Fugitive child rapist arrested in Texas
Published 10:31 pm Thursday, April 2, 2009
ARLINGTON — A convicted child rapist and high-risk sex offender who cut off his electronic monitoring bracelet last month and fled from an Arlington group home was arrested Thursday near Dallas.
Deputy U.S. marshals captured Eric Eugene Hartwell and put him in handcuffs mid-day Thursday, senior inspector Tom Lanier said.
“We worked diligently to track him,” Lanier said. Lanier helps run a special, newly formed federal task force based in Seattle that hunts high-risk sex offenders.
On March 20, Hartwell, 46, cut off his electronic global positioning system tracking bracelet and disappeared. He took all his belongings and about $1,500, court papers said. Arrest warrants were issued and a nationwide search began to find the 6-foot-2, 200 pound, redhead.
Deputies with the U.S. Marshals fugitive apprehension task force learned he might be staying in Carrollton, Texas, a city near Dallas, Lanier said. They put the fugitive under surveillance and moved in to arrest him Thursday.
After a brief foot chase, Hartwell was back in custody.
Hartwell’s criminal history includes a 1991 conviction for molesting a 6-year-old and the attempted rape of a 15-year-old hitchhiker in 1995.
He has been convicted of failing to register as a sex offender numerous times, court documents show. Police looked for him from October 2002 until his arrest in January 2007 in Orange County, Calif. While on the run that time, Hartwell lived and worked in at least 16 states, possibly as many as 25, officials said.
“Individuals such as Eric Hartwell who repeatedly flaunt sex offender registration laws will be pursued,” said Joe Hawe, U.S. marshal for the western district of Washington.
Hartwell was the second level-3 sex offender in Snohomish County to recently cut off a GPS tracking bracelet. About a year ago, David J. Torrence was ordered by state officials to sleep under a bridge on U.S. 2 near Snohomish. He was found months later in Arkansas after snipping off his bracelet and ditching the device in Lynnwood.

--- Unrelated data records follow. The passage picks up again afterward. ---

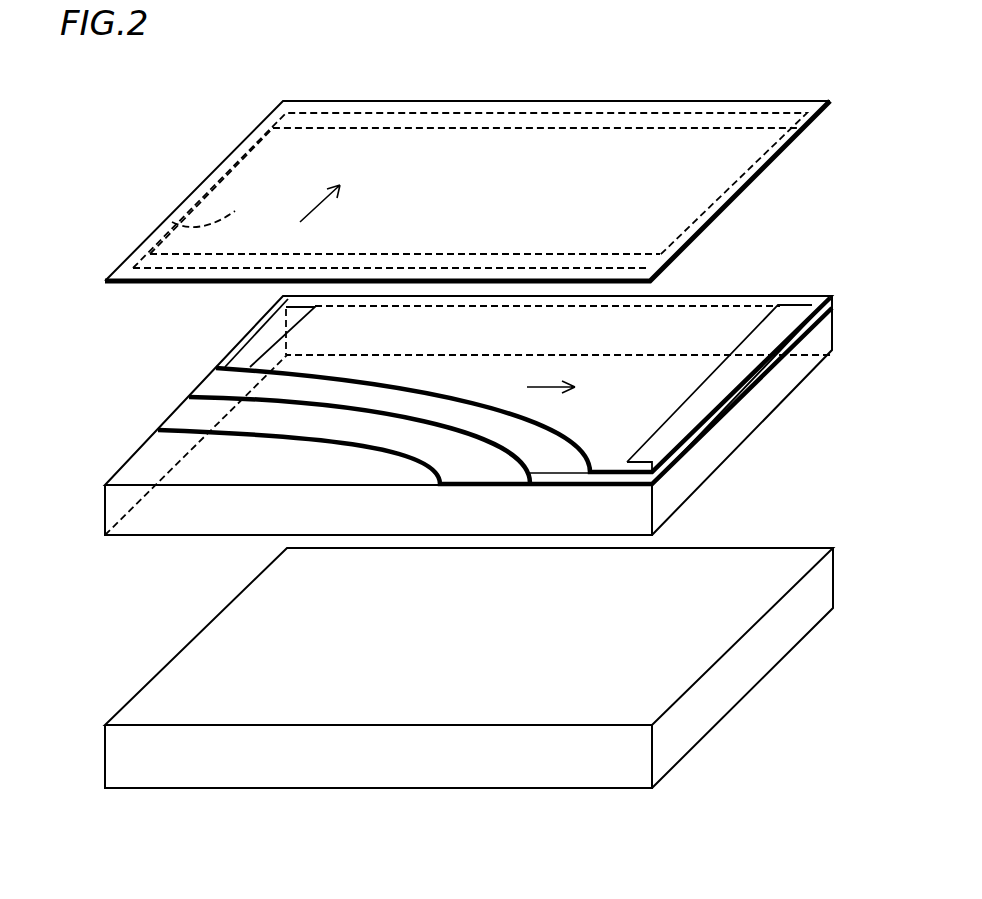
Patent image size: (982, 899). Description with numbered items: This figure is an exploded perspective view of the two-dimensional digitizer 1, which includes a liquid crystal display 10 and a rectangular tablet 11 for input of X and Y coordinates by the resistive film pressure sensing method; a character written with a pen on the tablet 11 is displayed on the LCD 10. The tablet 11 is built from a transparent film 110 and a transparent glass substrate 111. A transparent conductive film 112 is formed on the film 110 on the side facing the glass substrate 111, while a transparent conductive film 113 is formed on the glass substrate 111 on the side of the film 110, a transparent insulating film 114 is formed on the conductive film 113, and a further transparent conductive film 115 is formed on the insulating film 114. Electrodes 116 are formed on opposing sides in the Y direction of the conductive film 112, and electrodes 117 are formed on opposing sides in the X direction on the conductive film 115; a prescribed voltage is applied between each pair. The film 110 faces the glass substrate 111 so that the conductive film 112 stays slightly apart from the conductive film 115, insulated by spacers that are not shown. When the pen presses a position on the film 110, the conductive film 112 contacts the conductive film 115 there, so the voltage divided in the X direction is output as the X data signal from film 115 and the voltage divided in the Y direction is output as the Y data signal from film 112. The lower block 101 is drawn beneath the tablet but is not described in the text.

The 2-dimensional digitizer 1 is at (479, 874).
The liquid crystal display 10 is at (758, 718).
The rectangular tablet 11 is at (876, 94).
The backlight unit 101 is at (232, 629).
The transparent film 110 is at (487, 157).
The transparent glass substrate 111 is at (722, 442).
The transparent conductive film 112 is at (177, 226).
The transparent conductive film 113 is at (193, 419).
The transparent insulating film 114 is at (223, 388).
The transparent conductive film 115 is at (308, 338).
The electrodes 116 is at (639, 118).
The electrodes 117 is at (247, 360).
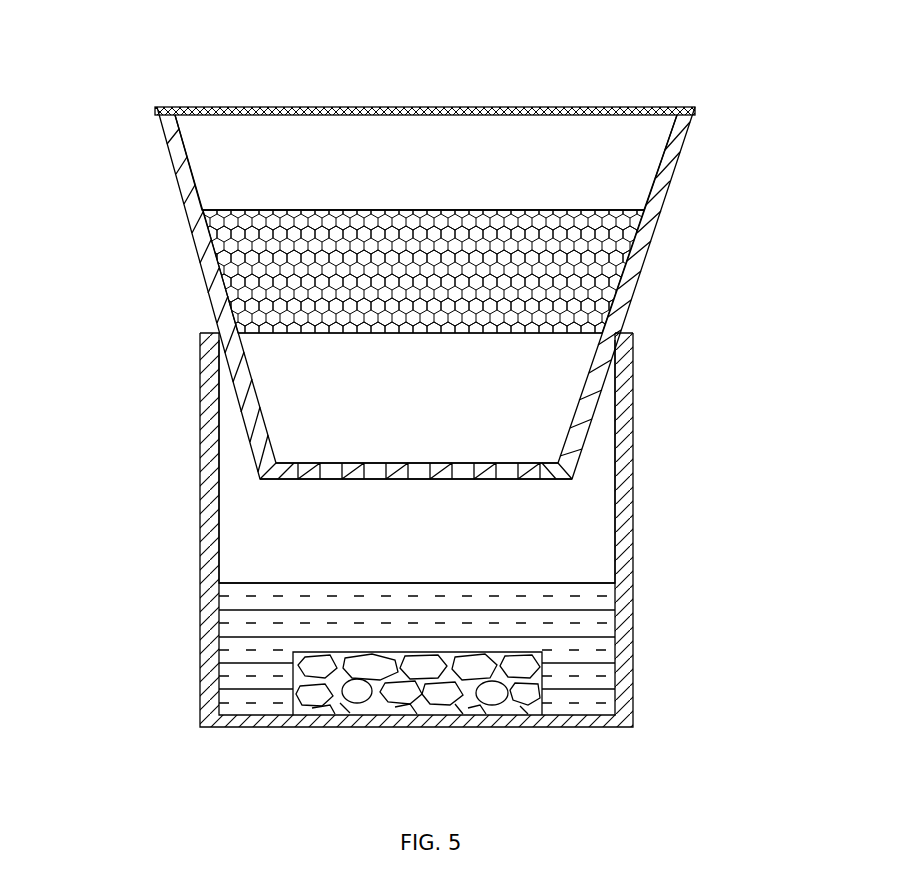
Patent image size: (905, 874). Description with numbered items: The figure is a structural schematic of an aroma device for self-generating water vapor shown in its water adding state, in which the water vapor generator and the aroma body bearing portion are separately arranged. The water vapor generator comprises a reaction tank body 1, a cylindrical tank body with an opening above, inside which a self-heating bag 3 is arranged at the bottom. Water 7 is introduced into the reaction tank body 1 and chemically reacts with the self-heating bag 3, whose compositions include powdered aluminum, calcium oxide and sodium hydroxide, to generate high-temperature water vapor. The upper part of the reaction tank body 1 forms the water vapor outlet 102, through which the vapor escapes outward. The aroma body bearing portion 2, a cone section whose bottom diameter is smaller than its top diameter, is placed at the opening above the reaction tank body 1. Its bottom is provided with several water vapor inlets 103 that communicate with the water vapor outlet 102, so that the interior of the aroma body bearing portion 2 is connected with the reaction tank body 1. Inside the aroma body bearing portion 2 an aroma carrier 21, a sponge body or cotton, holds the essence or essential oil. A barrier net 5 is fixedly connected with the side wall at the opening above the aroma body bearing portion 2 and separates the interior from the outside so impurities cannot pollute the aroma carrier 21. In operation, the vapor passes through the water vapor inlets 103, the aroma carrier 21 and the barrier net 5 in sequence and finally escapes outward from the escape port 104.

The reaction tank body 1 is at (203, 428).
The aroma body bearing portion 2 is at (190, 232).
The self-heating bag 3 is at (293, 670).
The barrier net 5 is at (217, 108).
The water 7 is at (580, 628).
The aroma carrier 21 is at (587, 247).
The water vapor outlet 102 is at (500, 534).
The water vapor inlet 103 is at (535, 472).
The escape port 104 is at (527, 122).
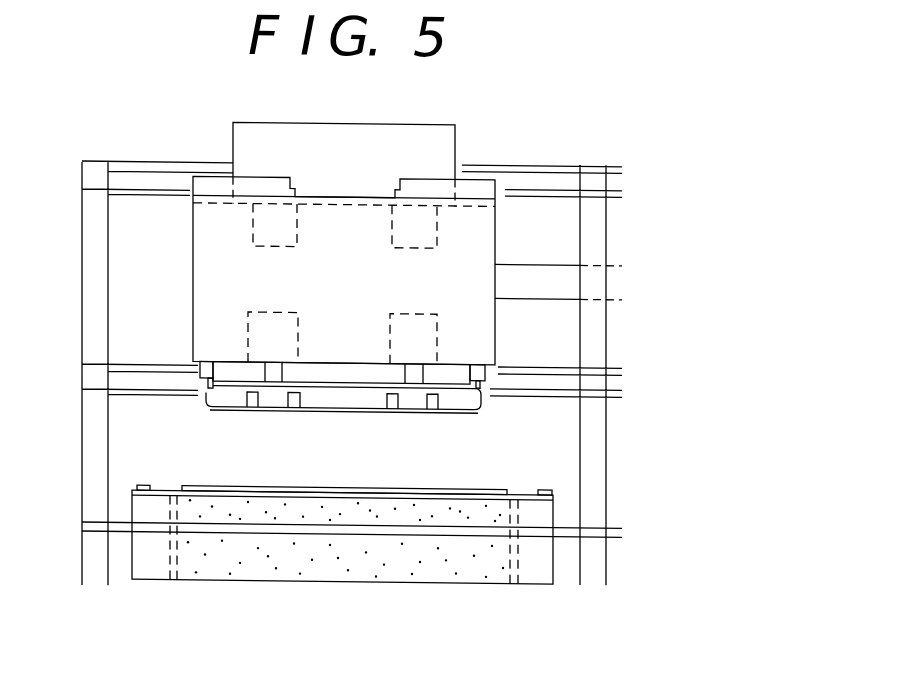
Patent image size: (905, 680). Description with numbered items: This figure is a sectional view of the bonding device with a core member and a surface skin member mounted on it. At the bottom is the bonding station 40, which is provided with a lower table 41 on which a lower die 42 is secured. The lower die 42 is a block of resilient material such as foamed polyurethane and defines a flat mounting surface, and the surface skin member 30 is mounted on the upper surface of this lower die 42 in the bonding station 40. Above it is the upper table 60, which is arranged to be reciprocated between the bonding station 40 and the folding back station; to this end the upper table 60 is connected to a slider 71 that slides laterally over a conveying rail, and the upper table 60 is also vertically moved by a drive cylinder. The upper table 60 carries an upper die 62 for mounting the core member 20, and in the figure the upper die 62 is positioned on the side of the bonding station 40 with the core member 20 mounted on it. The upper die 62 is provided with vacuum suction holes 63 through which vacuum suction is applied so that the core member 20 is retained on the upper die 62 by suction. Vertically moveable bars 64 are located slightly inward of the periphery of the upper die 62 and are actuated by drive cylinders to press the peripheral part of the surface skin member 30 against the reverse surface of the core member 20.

In both cases, tampering with the bracelet signaled quickly to officials that the offender was missing, state Department of Corrections spokesman Chad Lewis said.
On Thursday, Hartwell was placed behind bars at the Dallas County Jail.
Now, Hartwell is expected to be returned to Washington where he’s likely to face state and federal charges, Lanier said. He could be prosecuted under the newly implemented law that makes it a federal offense to fail to register and cross state lines.